Никаких видимых проблем в движениях. В слабом лунном свете он разглядел царапины, синяки, порезы. Рубашка разорвана в клочья. Слаксы все еще на ней. Они не успели…
Ему стало легче дышать.
— Тебе больно, милая?
— Больно ли мне? — она повысила голос: — Мне? — у нее был такой вид, словно она готова его ударить. — Это не я спрыгнула с горы.
— Это всего лишь большая каменюка, — он посмотрел на скалу, удивляясь, что выжил, даже с учетом того, что спрыгнул на заключенного. — Я в порядке, — хотя вставать было чертовски больно.
— Ну конечно, ты… ты идиот, — слезы заблестели на ее щеках. — Ты п-ппришел. О, б-боже, ты действительно здесь, — дрожа всем телом, она уронила голову ему на плечо.
«Господи, она прекрасна». Прикоснувшись к ее израненной щеке, он позволил себе нежно ее поцеловать.
— Думаю, раз ты на меня орешь, ты тоже не так уж и сильно пострадала.
— Я в порядке.
Пиздеж.
— Ну, конечно, — он легко сжал ее плечо, — теперь сосредоточься, Джин. Мы слышали четверых заключенных. Это так?
Она сжала кулачки, пытаясь взять себя в руки. Боже, он ею гордится. Затем, хотя ее дыхание сбилось, она снова встала на колени.
— Четверо. Да, — когда она оглядела поляну, ее лицо побледнело еще сильнее.
Жуткий бледный свет луны освещал неподвижные тела. Черт, это было неподходящее для нее зрелище. Он притянул ее ближе и поцеловал в макушку, а затем громко сказал:
— Морган, докладывай, пожалуйста.
— Никого нет. Уайатт помогает второй женщине, — Морган завязал последний узел веревки на заключенном, от которого оттащил собаку, и встал. — Этот мудак жив. Тот, на которого ты спрыгнул, мертв. Сломал шею.
Аттикус выдохнул и подавил душевное смятение. С эмоциями он разберется потом.
— Засранец с членом наружу, может, выживет, а может, и нет, — Морган кивнул вправо. — Походу ему череп проломили.
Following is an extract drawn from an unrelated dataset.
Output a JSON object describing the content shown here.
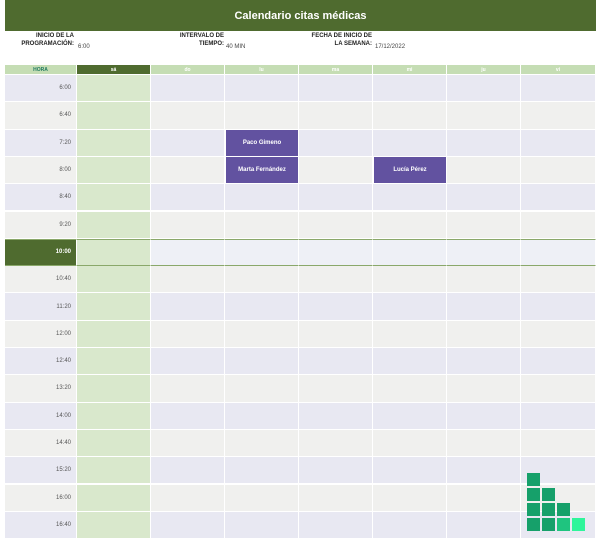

Кто из вас это сделал?
— Крошка Вэра нам помогла, — донесся слева голос Уайатта. Не обращая внимание на кровь, пропитавшую его рукав, он пытался развязать плачущую женщину. — Она разбила ему голову камнем.
— Серьезно? — в голосе Моргана слышался смех. Ну, адреналин так влияет на некоторых. — Умница, Джин.
— А последний заключенный? — спросил Аттикус.
Уайатт напрягся.
— Я его застрелил. Он мертв, — полное отсутствие эмоций в его голосе свидетельствовало о боли.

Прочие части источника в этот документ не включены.